There seem to be many elderly people in Scotland, and they appear to be much happier than they are in the United States. I wonder why. Through the windows one sees emerging the first auspicious signs of twilight. Blending of green, brown, white, grey.

This sighting of Lomonda was made on the morning of September 6,2006, at precisely 9:46 and 20 seconds. To the left one sees one of the many floating islands descending into Loch Lomond from the lands of mist and snow.
Lomonda has surfaced for a peek, hunting for wallabies, pygmy bears or chipmunks, her favorite dishes. She is not noted for a fondness for human flesh, but it appears that she finds the residents at the island's nudist colony who covered themselves with body paint irresistible. It is for this reason that body painting has been prohibited in the colony for the past 8 years, during which time there have been no new disappearances of nudists.
She is also looking for a mate. On a bad year there may not be any male plesiosaurs vacationing in Loch Lomond, and she will have to go out to iceland, Norway or Poland to find one.

"Lake waters lapping, with slow sounds by the shore..."
A wraith of adventure glimmers above the silvery lakescape. Elongated rapid ripples "shining like shook foil". The waning brightness of the sky dances syncopation with the dynamic surge of waters.Cloud-nurtured stoic hills.


A troubled lake suddenly darkened by somber clouds and a downpour of rain. What energy in the texture of interlaced buoyancies!: mountains afloat on a layer of molten crust; boats suspended on the lake; clouds uplifted in the sky; the tart atmosphere embracing us.

Ripples, eddies. Jagged fractal edges. Bands of water, sky, cloud, streamlined crests of long lazy waves. Sunlight plays on shining ripples. Thin membranes of color, sparkles of hope amidst gloom; shaking tremors in long flowing lines. The land lies low and sleek, like a hibernating serpent.

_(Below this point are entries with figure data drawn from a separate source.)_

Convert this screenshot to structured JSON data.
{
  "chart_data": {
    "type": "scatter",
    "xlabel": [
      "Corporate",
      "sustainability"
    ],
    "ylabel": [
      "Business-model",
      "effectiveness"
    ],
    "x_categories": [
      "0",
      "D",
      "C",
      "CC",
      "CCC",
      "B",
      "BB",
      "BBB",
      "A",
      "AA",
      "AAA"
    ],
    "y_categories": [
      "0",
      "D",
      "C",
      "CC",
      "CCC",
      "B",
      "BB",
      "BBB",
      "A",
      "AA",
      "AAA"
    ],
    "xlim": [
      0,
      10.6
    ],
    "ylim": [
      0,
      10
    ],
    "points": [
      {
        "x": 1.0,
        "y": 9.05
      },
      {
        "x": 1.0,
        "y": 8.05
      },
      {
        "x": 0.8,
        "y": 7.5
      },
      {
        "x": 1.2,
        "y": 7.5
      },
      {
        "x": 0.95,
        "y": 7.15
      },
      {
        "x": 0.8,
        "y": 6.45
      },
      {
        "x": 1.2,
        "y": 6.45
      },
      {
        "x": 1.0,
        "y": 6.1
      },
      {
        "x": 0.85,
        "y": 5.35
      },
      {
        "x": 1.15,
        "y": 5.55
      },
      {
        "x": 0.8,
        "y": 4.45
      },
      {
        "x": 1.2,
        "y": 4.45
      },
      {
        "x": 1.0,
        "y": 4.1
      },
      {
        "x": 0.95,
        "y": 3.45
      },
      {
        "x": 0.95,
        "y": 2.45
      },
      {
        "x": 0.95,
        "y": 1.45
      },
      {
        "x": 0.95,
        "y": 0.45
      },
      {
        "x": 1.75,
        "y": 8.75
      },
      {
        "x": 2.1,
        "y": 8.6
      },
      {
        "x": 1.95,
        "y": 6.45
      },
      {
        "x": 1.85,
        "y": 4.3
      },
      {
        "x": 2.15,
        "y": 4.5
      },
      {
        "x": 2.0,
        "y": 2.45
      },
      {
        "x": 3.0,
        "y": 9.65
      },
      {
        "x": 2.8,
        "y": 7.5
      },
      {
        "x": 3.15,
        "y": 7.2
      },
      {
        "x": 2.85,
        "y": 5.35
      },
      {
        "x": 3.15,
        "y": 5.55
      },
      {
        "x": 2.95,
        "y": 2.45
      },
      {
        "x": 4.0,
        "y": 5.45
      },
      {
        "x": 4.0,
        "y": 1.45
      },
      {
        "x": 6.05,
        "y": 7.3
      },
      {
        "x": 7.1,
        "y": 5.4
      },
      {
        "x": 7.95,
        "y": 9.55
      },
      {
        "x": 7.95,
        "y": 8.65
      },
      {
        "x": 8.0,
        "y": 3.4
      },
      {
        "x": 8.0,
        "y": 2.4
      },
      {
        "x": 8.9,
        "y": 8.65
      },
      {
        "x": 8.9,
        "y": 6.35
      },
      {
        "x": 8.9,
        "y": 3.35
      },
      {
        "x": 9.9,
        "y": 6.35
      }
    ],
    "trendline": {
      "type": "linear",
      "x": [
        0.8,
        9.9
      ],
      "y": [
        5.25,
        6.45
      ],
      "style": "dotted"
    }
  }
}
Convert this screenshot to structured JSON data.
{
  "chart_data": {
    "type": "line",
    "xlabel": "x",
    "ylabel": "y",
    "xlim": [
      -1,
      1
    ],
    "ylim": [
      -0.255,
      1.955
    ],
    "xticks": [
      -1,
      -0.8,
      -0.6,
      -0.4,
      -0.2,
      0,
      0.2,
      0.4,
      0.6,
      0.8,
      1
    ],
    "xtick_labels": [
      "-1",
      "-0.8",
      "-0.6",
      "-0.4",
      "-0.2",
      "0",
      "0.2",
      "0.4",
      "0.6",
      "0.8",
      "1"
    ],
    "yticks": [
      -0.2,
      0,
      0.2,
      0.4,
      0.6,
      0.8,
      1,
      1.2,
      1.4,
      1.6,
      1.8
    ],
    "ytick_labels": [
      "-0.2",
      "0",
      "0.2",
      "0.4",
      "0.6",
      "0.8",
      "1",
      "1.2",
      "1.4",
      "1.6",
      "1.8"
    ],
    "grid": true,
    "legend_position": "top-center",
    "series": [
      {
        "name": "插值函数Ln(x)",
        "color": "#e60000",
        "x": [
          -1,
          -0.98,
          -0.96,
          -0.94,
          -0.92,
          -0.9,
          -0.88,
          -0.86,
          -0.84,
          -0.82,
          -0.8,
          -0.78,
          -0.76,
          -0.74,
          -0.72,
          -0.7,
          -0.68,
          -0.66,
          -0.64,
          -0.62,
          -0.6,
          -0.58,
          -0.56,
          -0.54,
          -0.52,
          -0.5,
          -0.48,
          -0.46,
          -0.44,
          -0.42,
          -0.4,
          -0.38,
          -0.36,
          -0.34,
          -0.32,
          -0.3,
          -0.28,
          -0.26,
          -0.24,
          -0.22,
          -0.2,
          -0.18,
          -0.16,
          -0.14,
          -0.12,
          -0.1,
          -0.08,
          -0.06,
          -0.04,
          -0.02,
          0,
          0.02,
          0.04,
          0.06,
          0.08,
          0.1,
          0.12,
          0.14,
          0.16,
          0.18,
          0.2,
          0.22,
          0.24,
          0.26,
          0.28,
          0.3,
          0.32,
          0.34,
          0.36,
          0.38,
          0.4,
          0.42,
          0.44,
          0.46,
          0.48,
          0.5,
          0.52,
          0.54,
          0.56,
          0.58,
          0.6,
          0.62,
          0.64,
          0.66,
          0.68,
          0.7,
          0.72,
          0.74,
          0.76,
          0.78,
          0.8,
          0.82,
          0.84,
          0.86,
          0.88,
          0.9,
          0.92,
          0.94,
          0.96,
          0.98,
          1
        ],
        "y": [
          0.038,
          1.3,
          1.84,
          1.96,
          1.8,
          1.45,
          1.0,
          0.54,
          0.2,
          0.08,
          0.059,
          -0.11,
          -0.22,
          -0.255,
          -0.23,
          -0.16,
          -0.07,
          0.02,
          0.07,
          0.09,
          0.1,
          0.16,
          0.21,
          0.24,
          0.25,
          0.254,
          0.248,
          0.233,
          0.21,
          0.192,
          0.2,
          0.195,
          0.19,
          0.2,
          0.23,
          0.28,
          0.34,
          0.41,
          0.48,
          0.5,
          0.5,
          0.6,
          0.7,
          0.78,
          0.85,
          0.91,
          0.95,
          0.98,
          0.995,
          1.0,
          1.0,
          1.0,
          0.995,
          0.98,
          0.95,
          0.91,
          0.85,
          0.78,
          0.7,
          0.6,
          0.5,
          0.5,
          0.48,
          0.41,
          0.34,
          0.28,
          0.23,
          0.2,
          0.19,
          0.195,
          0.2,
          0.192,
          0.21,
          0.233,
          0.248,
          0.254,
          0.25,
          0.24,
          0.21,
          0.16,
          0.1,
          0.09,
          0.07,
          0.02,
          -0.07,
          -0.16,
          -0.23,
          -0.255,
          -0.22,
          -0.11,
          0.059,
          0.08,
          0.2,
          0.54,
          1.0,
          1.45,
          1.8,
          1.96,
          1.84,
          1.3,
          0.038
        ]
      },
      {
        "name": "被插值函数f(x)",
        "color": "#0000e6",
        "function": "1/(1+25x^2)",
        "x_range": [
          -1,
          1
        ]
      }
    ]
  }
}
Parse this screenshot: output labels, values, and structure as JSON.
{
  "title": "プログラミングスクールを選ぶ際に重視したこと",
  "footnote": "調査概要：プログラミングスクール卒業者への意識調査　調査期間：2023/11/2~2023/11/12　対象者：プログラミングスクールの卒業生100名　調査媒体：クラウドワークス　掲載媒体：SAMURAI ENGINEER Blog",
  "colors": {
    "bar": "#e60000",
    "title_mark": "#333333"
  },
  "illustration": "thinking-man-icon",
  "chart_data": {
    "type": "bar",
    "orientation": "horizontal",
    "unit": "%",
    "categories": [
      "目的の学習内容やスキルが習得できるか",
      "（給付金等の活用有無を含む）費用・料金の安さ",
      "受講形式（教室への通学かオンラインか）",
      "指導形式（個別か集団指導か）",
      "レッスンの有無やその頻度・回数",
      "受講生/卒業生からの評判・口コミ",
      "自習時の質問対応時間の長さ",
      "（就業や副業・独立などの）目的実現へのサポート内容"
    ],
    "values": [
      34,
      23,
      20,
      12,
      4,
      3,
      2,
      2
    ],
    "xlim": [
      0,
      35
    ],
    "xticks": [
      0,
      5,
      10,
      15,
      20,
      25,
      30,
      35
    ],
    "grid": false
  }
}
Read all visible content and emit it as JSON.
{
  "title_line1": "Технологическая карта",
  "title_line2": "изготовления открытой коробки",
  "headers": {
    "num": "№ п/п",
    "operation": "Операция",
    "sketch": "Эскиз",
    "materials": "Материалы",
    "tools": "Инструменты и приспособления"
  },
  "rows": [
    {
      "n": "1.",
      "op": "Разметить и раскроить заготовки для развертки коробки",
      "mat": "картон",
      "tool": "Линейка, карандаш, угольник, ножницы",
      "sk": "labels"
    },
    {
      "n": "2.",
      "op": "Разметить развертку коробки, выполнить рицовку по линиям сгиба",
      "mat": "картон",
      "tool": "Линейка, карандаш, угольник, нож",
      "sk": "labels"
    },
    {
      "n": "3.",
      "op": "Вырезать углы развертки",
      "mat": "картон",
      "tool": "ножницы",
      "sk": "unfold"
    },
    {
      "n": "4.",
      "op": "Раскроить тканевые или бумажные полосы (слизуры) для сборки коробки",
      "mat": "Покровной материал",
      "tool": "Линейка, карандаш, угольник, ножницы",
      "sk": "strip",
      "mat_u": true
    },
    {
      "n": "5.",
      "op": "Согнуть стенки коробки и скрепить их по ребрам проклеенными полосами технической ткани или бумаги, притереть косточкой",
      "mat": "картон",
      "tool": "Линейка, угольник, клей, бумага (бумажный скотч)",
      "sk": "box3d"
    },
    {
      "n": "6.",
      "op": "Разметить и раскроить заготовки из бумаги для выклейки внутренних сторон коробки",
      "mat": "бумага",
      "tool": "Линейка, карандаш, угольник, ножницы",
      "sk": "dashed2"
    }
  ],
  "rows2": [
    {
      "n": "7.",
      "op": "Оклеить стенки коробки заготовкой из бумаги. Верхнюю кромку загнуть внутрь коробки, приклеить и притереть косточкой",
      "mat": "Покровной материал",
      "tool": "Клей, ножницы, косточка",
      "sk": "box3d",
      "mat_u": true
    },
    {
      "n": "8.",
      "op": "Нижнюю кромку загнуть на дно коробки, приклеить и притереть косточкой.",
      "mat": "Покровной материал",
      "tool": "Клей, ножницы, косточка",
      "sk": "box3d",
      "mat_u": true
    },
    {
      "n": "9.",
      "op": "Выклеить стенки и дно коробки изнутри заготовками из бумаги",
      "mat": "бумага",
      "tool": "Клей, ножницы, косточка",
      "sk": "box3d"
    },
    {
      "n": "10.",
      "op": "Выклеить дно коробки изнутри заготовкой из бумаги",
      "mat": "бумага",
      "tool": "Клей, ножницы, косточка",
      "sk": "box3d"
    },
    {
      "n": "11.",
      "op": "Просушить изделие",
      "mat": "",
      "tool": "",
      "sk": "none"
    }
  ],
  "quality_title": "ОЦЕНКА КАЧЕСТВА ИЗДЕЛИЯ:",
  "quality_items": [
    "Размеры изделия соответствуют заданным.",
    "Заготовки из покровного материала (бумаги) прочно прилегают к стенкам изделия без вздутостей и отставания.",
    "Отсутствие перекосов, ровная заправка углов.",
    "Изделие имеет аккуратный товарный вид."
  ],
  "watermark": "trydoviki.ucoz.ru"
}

Pedestrians on the road leading to Balloch Castle.

>

Astina, the Loch Lomond cruise ship. I signed up for two voyages on the lake, the one hour and the two hour cruise. On the second cruise the Astina became lost among the floating islands coming down from the North. According to at least one passenger the captain was redirected to the way back to harbour by a mysterious scratching on his right arm. He turned around just quickly enough to see a segment of a flipper vanishing back into the lake.